(Also called enostosis, or pano for short)
Growing Pains for Dogs?
We have all heard the term growing pains, and when this term is applied to dogs, more often than not, it is referring to panosteitis. Growing pains in children involve leg pains of unclear origin, which generally resolve when the child enters the teen years. Panosteitis in dogs is a specific painful bone condition involving the long leg bones of large breed dogs, generally between ages 5 and 18 months. The condition can be quite painful during its flare-ups but ultimately resolves permanently when the pup outgrows it. As in humans with growing pains, the cause of panosteitis is not clear-cut. Panosteitis is often referred to as growing pains because of its similarity to the human malady.
Diagnosis of panosteitis is relatively straightforward. The clinical picture of an adolescent large breed dog with a long bone lameness is suggestive of numerous developmental bone diseases, and panosteitis is only one of them, but it does have some characteristic features: hypertrophic osteodystrophy, osteochondrosis dissecans, panosteitis, etc. In panosteitis, about three to four male pups are diagnosed for every female, though either sex can get affected. Further, while larger breeds are more usually affected, any breed potentially could develop this condition.

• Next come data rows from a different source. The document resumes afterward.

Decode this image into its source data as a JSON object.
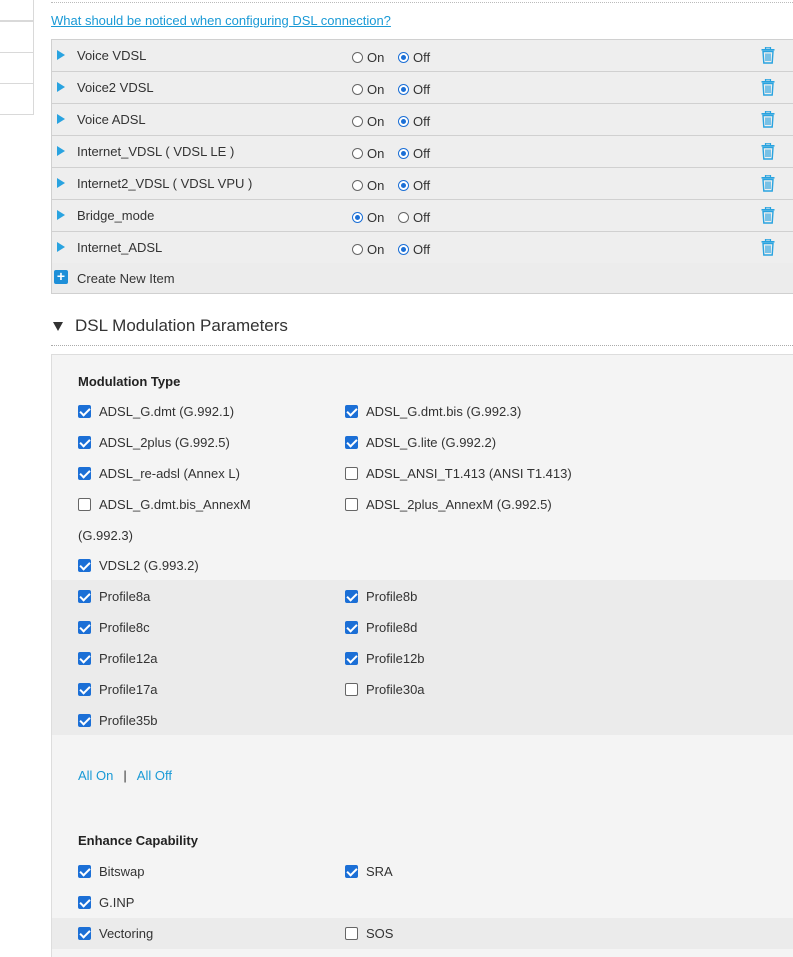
{
  "help_link": "What should be noticed when configuring DSL connection?",
  "connections": [
    {
      "name": "Voice VDSL",
      "state": "off"
    },
    {
      "name": "Voice2 VDSL",
      "state": "off"
    },
    {
      "name": "Voice ADSL",
      "state": "off"
    },
    {
      "name": "Internet_VDSL ( VDSL LE )",
      "state": "off"
    },
    {
      "name": "Internet2_VDSL ( VDSL VPU )",
      "state": "off"
    },
    {
      "name": "Bridge_mode",
      "state": "on"
    },
    {
      "name": "Internet_ADSL",
      "state": "off"
    }
  ],
  "radio_labels": {
    "on": "On",
    "off": "Off"
  },
  "create_new": "Create New Item",
  "section_title": "DSL Modulation Parameters",
  "modulation": {
    "title": "Modulation Type",
    "items": [
      {
        "label": "ADSL_G.dmt (G.992.1)",
        "checked": true
      },
      {
        "label": "ADSL_G.dmt.bis (G.992.3)",
        "checked": true
      },
      {
        "label": "ADSL_2plus (G.992.5)",
        "checked": true
      },
      {
        "label": "ADSL_G.lite (G.992.2)",
        "checked": true
      },
      {
        "label": "ADSL_re-adsl (Annex L)",
        "checked": true
      },
      {
        "label": "ADSL_ANSI_T1.413 (ANSI T1.413)",
        "checked": false
      },
      {
        "label": "ADSL_G.dmt.bis_AnnexM",
        "checked": false
      },
      {
        "label": "ADSL_2plus_AnnexM (G.992.5)",
        "checked": false
      },
      {
        "label": "VDSL2 (G.993.2)",
        "checked": true
      }
    ],
    "wrap_text": "(G.992.3)"
  },
  "profiles": [
    {
      "label": "Profile8a",
      "checked": true
    },
    {
      "label": "Profile8b",
      "checked": true
    },
    {
      "label": "Profile8c",
      "checked": true
    },
    {
      "label": "Profile8d",
      "checked": true
    },
    {
      "label": "Profile12a",
      "checked": true
    },
    {
      "label": "Profile12b",
      "checked": true
    },
    {
      "label": "Profile17a",
      "checked": true
    },
    {
      "label": "Profile30a",
      "checked": false
    },
    {
      "label": "Profile35b",
      "checked": true
    }
  ],
  "all_on": "All On",
  "separator": "|",
  "all_off": "All Off",
  "enhance": {
    "title": "Enhance Capability",
    "items": [
      {
        "label": "Bitswap",
        "checked": true
      },
      {
        "label": "SRA",
        "checked": true
      },
      {
        "label": "G.INP",
        "checked": true
      },
      {
        "label": "Vectoring",
        "checked": true
      },
      {
        "label": "SOS",
        "checked": false
      }
    ]
  },
  "colors": {
    "accent": "#1a9ad6",
    "checkbox": "#1b6fd6",
    "row_bg": "#eeeeee"
  },
  "icons": {
    "expand": "triangle-right-icon",
    "delete": "trash-icon",
    "add": "plus-icon",
    "collapse": "triangle-down-icon"
  }
}
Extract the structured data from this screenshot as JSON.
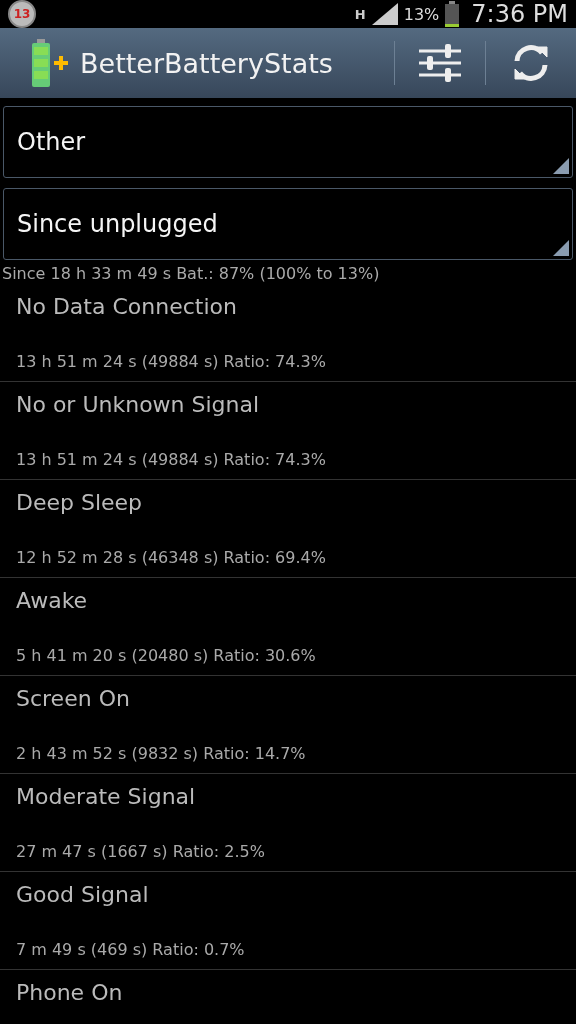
{
  "status_bar": {
    "notification_count": "13",
    "network_type": "H",
    "battery_percent": "13%",
    "time": "7:36 PM"
  },
  "action_bar": {
    "title": "BetterBatteryStats"
  },
  "dropdowns": [
    {
      "value": "Other"
    },
    {
      "value": "Since unplugged"
    }
  ],
  "summary": "Since 18 h 33 m 49 s  Bat.: 87% (100% to 13%)",
  "rows": [
    {
      "title": "No Data Connection",
      "detail": "13 h 51 m 24 s  (49884 s) Ratio: 74.3%"
    },
    {
      "title": "No or Unknown Signal",
      "detail": "13 h 51 m 24 s  (49884 s) Ratio: 74.3%"
    },
    {
      "title": "Deep Sleep",
      "detail": "12 h 52 m 28 s  (46348 s) Ratio: 69.4%"
    },
    {
      "title": "Awake",
      "detail": "5 h 41 m 20 s  (20480 s) Ratio: 30.6%"
    },
    {
      "title": "Screen On",
      "detail": "2 h 43 m 52 s  (9832 s) Ratio: 14.7%"
    },
    {
      "title": "Moderate Signal",
      "detail": "27 m 47 s  (1667 s) Ratio: 2.5%"
    },
    {
      "title": "Good Signal",
      "detail": "7 m 49 s  (469 s) Ratio: 0.7%"
    },
    {
      "title": "Phone On"
    }
  ]
}
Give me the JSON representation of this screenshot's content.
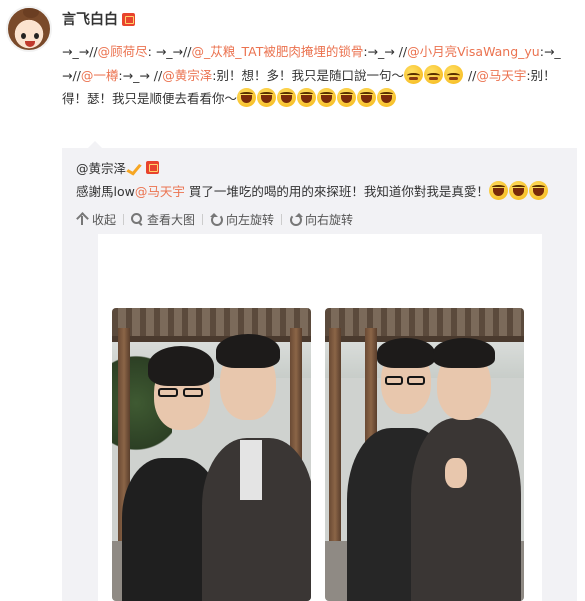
{
  "post": {
    "author": "言飞白白",
    "segments": [
      {
        "type": "text",
        "value": "→_→//"
      },
      {
        "type": "mention",
        "value": "@顾荷尽"
      },
      {
        "type": "text",
        "value": ": →_→//"
      },
      {
        "type": "mention",
        "value": "@_苁粮_TAT被肥肉掩埋的锁骨"
      },
      {
        "type": "text",
        "value": ":→_→ //"
      },
      {
        "type": "mention",
        "value": "@小月亮VisaWang_yu"
      },
      {
        "type": "text",
        "value": ":→_→//"
      },
      {
        "type": "mention",
        "value": "@一樽"
      },
      {
        "type": "text",
        "value": ":→_→ //"
      },
      {
        "type": "mention",
        "value": "@黄宗泽"
      },
      {
        "type": "text",
        "value": ":别！想！多！我只是随口說一句～"
      },
      {
        "type": "emoji",
        "value": "shy-emoji"
      },
      {
        "type": "emoji",
        "value": "shy-emoji"
      },
      {
        "type": "emoji",
        "value": "shy-emoji"
      },
      {
        "type": "text",
        "value": " //"
      },
      {
        "type": "mention",
        "value": "@马天宇"
      },
      {
        "type": "text",
        "value": ":别！得！瑟！我只是顺便去看看你～"
      },
      {
        "type": "emoji",
        "value": "laugh-emoji"
      },
      {
        "type": "emoji",
        "value": "laugh-emoji"
      },
      {
        "type": "emoji",
        "value": "laugh-emoji"
      },
      {
        "type": "emoji",
        "value": "laugh-emoji"
      },
      {
        "type": "emoji",
        "value": "laugh-emoji"
      },
      {
        "type": "emoji",
        "value": "laugh-emoji"
      },
      {
        "type": "emoji",
        "value": "laugh-emoji"
      },
      {
        "type": "emoji",
        "value": "laugh-emoji"
      }
    ]
  },
  "repost": {
    "author": "@黄宗泽",
    "text_before": "感謝馬low",
    "mention": "@马天宇",
    "text_after": " 買了一堆吃的喝的用的來探班！我知道你對我是真愛！",
    "emoji_count": 3,
    "tools": {
      "collapse": "收起",
      "view_large": "查看大图",
      "rotate_left": "向左旋转",
      "rotate_right": "向右旋转"
    }
  },
  "colors": {
    "mention": "#eb7350",
    "repost_bg": "#f2f2f5",
    "text": "#333333"
  }
}
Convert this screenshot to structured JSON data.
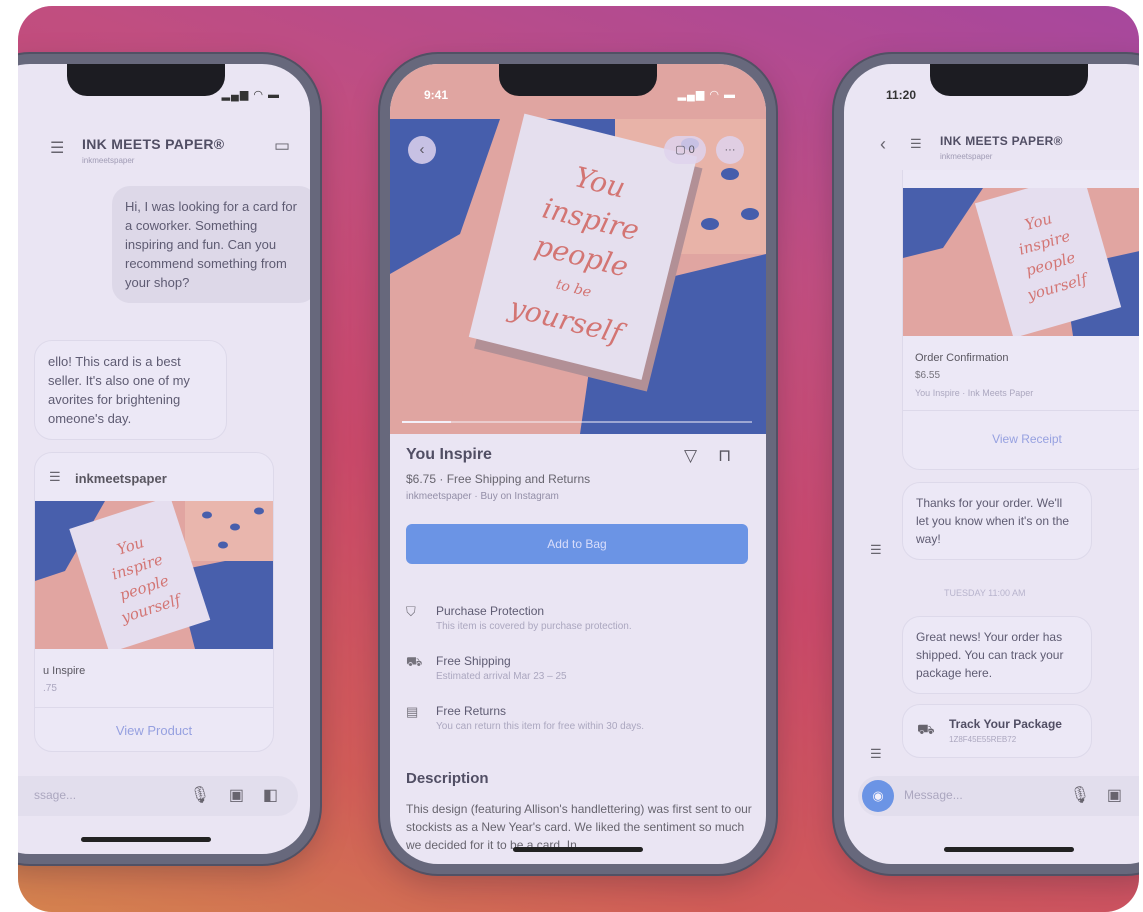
{
  "left": {
    "shop_name": "INK MEETS PAPER®",
    "shop_handle": "inkmeetspaper",
    "msg_customer": "Hi, I was looking for a card for a coworker. Something inspiring and fun. Can you recommend something from your shop?",
    "msg_shop": "ello! This card is a best seller. It's also one of my avorites for brightening omeone's day.",
    "card_handle": "inkmeetspaper",
    "product_name": "u Inspire",
    "product_price": ".75",
    "view_product": "View Product",
    "compose_placeholder": "ssage..."
  },
  "center": {
    "time": "9:41",
    "product_title": "You Inspire",
    "price_line": "$6.75 · Free Shipping and Returns",
    "seller_line": "inkmeetspaper · Buy on Instagram",
    "add_to_bag": "Add to Bag",
    "features": [
      {
        "title": "Purchase Protection",
        "desc": "This item is covered by purchase protection."
      },
      {
        "title": "Free Shipping",
        "desc": "Estimated arrival Mar 23 – 25"
      },
      {
        "title": "Free Returns",
        "desc": "You can return this item for free within 30 days."
      }
    ],
    "description_heading": "Description",
    "description_text": "This design (featuring Allison's handlettering) was first sent to our stockists as a New Year's card. We liked the sentiment so much we decided for it to be a card. In"
  },
  "right": {
    "time": "11:20",
    "shop_name": "INK MEETS PAPER®",
    "shop_handle": "inkmeetspaper",
    "order_title": "Order Confirmation",
    "order_price": "$6.55",
    "order_sub": "You Inspire · Ink Meets Paper",
    "view_receipt": "View Receipt",
    "msg_thanks": "Thanks for your order. We'll let you know when it's on the way!",
    "timestamp": "TUESDAY 11:00 AM",
    "msg_shipped": "Great news! Your order has shipped. You can track your package here.",
    "track_title": "Track Your Package",
    "track_sub": "1Z8F45E55REB72",
    "compose_placeholder": "Message..."
  },
  "card_lettering": "You inspire people to be yourself"
}
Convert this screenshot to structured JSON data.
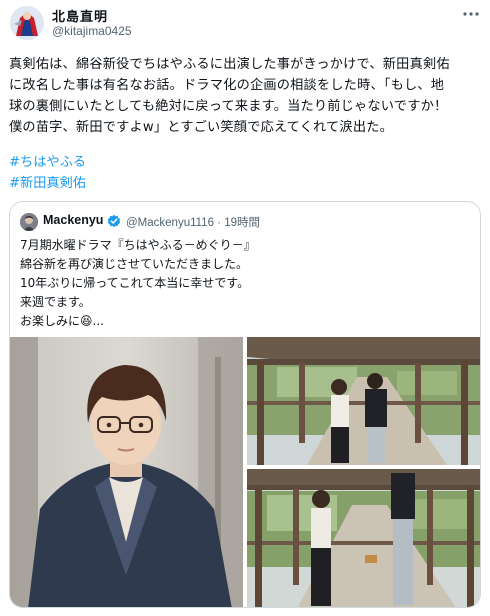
{
  "author": {
    "name": "北島直明",
    "handle": "@kitajima0425"
  },
  "tweet": {
    "lines": [
      "真剣佑は、綿谷新役でちはやふるに出演した事がきっかけで、新田真剣佑",
      "に改名した事は有名なお話。ドラマ化の企画の相談をした時、「もし、地",
      "球の裏側にいたとしても絶対に戻って来ます。当たり前じゃないですか！",
      "僕の苗字、新田ですよw」とすごい笑顔で応えてくれて涙出た。"
    ],
    "hashtags": [
      "#ちはやふる",
      "#新田真剣佑"
    ]
  },
  "quote": {
    "name": "Mackenyu",
    "handle": "@Mackenyu1116",
    "separator": "·",
    "time": "19時間",
    "lines": [
      "7月期水曜ドラマ『ちはやふる－めぐり－』",
      "綿谷新を再び演じさせていただきました。",
      "10年ぶりに帰ってこれて本当に幸せです。",
      "来週でます。",
      "お楽しみに😆..."
    ]
  },
  "icons": {
    "more": "more-dots-icon",
    "verified": "verified-badge-icon"
  },
  "colors": {
    "link": "#1d9bf0",
    "secondary_text": "#536471",
    "verified": "#1d9bf0",
    "border": "#cfd9de"
  }
}
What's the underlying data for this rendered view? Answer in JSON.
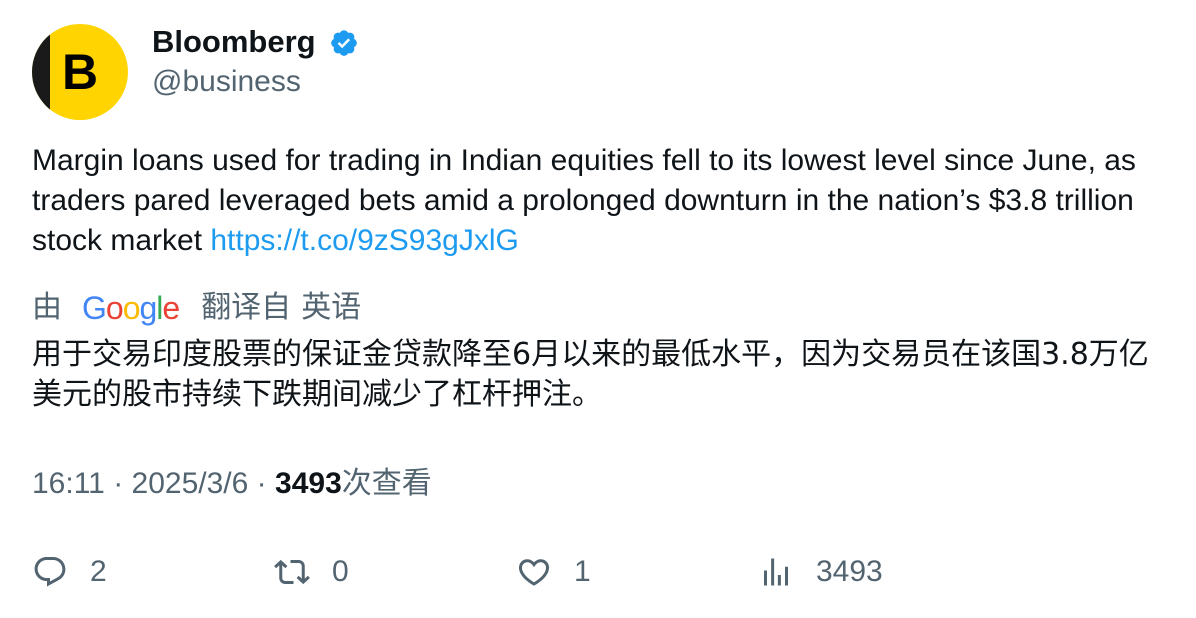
{
  "author": {
    "name": "Bloomberg",
    "handle": "@business",
    "avatar_letter": "B",
    "verified": true
  },
  "tweet": {
    "text": "Margin loans used for trading in Indian equities fell to its lowest level since June, as traders pared leveraged bets amid a prolonged downturn in the nation’s $3.8 trillion stock market ",
    "link": "https://t.co/9zS93gJxlG"
  },
  "translation": {
    "by_label": "由",
    "provider": "Google",
    "translated_from_label": "翻译自",
    "source_language": "英语",
    "text": "用于交易印度股票的保证金贷款降至6月以来的最低水平，因为交易员在该国3.8万亿美元的股市持续下跌期间减少了杠杆押注。"
  },
  "meta": {
    "time": "16:11",
    "separator": "·",
    "date": "2025/3/6",
    "views": "3493",
    "views_label": "次查看"
  },
  "actions": {
    "replies": "2",
    "reposts": "0",
    "likes": "1",
    "views": "3493"
  },
  "colors": {
    "link": "#1d9bf0",
    "secondary_text": "#536471",
    "verified_badge": "#1d9bf0",
    "avatar_bg": "#ffd400"
  },
  "icons": [
    "verified-badge-icon",
    "reply-icon",
    "repost-icon",
    "like-icon",
    "views-icon"
  ]
}
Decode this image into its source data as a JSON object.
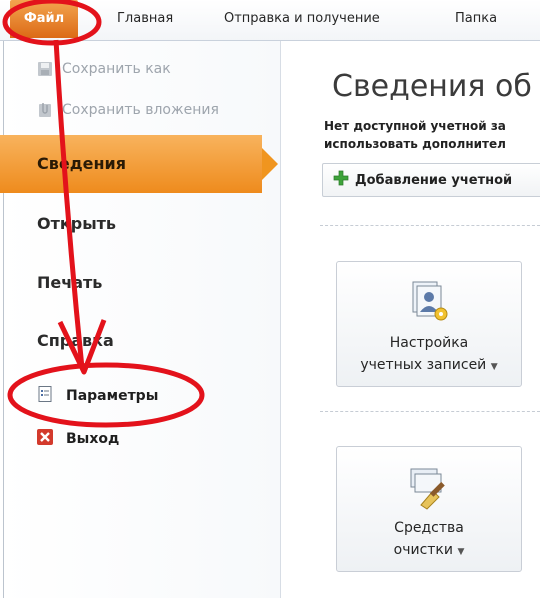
{
  "ribbon": {
    "tabs": [
      "Файл",
      "Главная",
      "Отправка и получение",
      "Папка"
    ]
  },
  "backstage": {
    "commands": [
      {
        "label": "Сохранить как",
        "icon": "save-as-icon"
      },
      {
        "label": "Сохранить вложения",
        "icon": "save-attachments-icon"
      }
    ],
    "nav": [
      "Сведения",
      "Открыть",
      "Печать",
      "Справка"
    ],
    "active_nav": "Сведения",
    "sub_items": [
      {
        "label": "Параметры",
        "icon": "options-icon"
      },
      {
        "label": "Выход",
        "icon": "exit-icon"
      }
    ]
  },
  "info": {
    "title": "Сведения об у",
    "line1": "Нет доступной учетной за",
    "line2": "использовать дополнител",
    "add_account": "Добавление учетной",
    "account_settings_line1": "Настройка",
    "account_settings_line2": "учетных записей",
    "cleanup_line1": "Средства",
    "cleanup_line2": "очистки"
  },
  "colors": {
    "file_tab": "#e0711c",
    "active_nav": "#f0951f",
    "annotation": "#e3121b"
  }
}
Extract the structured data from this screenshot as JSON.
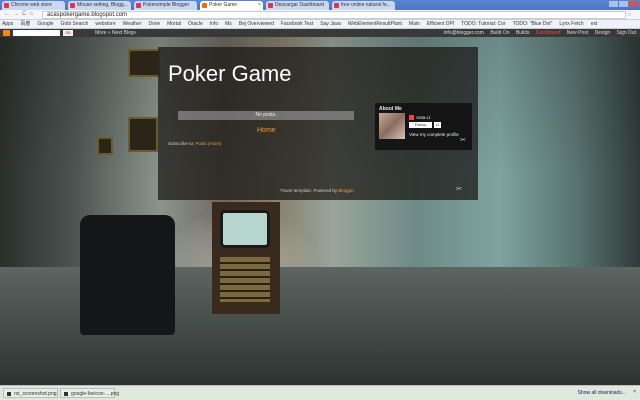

The lameness can shift from one leg to another and can be accompanied by fever. Painful episodes typically last two to five weeks but recur, often changing legs, until the puppy outgrows the condition. Some individuals experience a recurrence around age 2 years, but again the symptoms simply regress as before.
Panosteitis xray
Panosteitis features a cloudy appearance of material in the bone marrow cavity. The patient above has a normal ulna (note the smooth internal texture of the lower bone) but the radius has panosteitis (the internal texture looks rough on the upper bone). Image Courtesy MarVistaVet.
In panosteitis, characteristic cloudiness in the bone marrow cavities is visible on radiographs. If there is any doubt about whether these lesions are really there, radiographs can be repeated in a couple of weeks and the lesions will likely be more prominent.
The classical cloudiness is seen in the adjacent radiograph. If there is still any question about the diagnosis in a given patient, a nuclear medicine scan will definitively settle the question, but this is rarely necessary.
What Causes Panosteitis?
What is actually happening inside a bone with panosteitis is complicated. A bone’s marrow cavity contains two types of marrow: hemopoietic marrow, which produces blood cells, and fatty marrow, which is basically just fat. In panosteitis, the fatty marrow is replaced with fibrous tissue. The fibrous tissue is then replaced by a type of bone called woven bone. Woven bone is represented by the fluffy blurriness seen on the X-ray image.
The marrow cavity can be nearly obliterated by encroaching woven bone. Eventually, the normal bone cells involved in bone remodeling take over, building new bone where it should be and dissolving bone where it should not be. Ultimately, the bone tissue is re-structured back to normal.
What causes all this to happen in the first place is unclear and open to speculation. The most current theory is that the recent trend in high-protein dog foods is to blame. The idea here is that protein accumulation in the bone marrow leads to fluid accumulation and swelling inside the bone. Because the bone is a rigid structure and cannot expand, pressure is exerted on the blood vessels, leading to tissue death, inflammation, and the panosteitis phenomenon. Over-supplementation should be avoided, and proper large-breed puppy foods should be employed as prevention.
Since there is a breed predisposition for panosteitis (German shepherd dogs, Golden retrievers, Basset hounds, Doberman pinschers, and Labrador retrievers), this implies a genetic basis. It has often been noted that most of the breeds predisposed to panosteitis are the same ones predisposed to the genetic blood clotting disorder called Von Willebrand’s Disease. It has been suggested that dogs with panosteitis be screened for Von Willebrand’s Disease as part of their evaluation.
The fact is that the cause of panosteitis is still a matter of theory and investigation.
Treatment
As mentioned, the only treatment is pain relief until the dog outgrows the condition. For most dogs this means one of the anti-inflammatory pain relievers made for dogs. If this is inadequate,combinations of adjunctive therapy and pain relievers can be used. The ultimate cure, however, is time.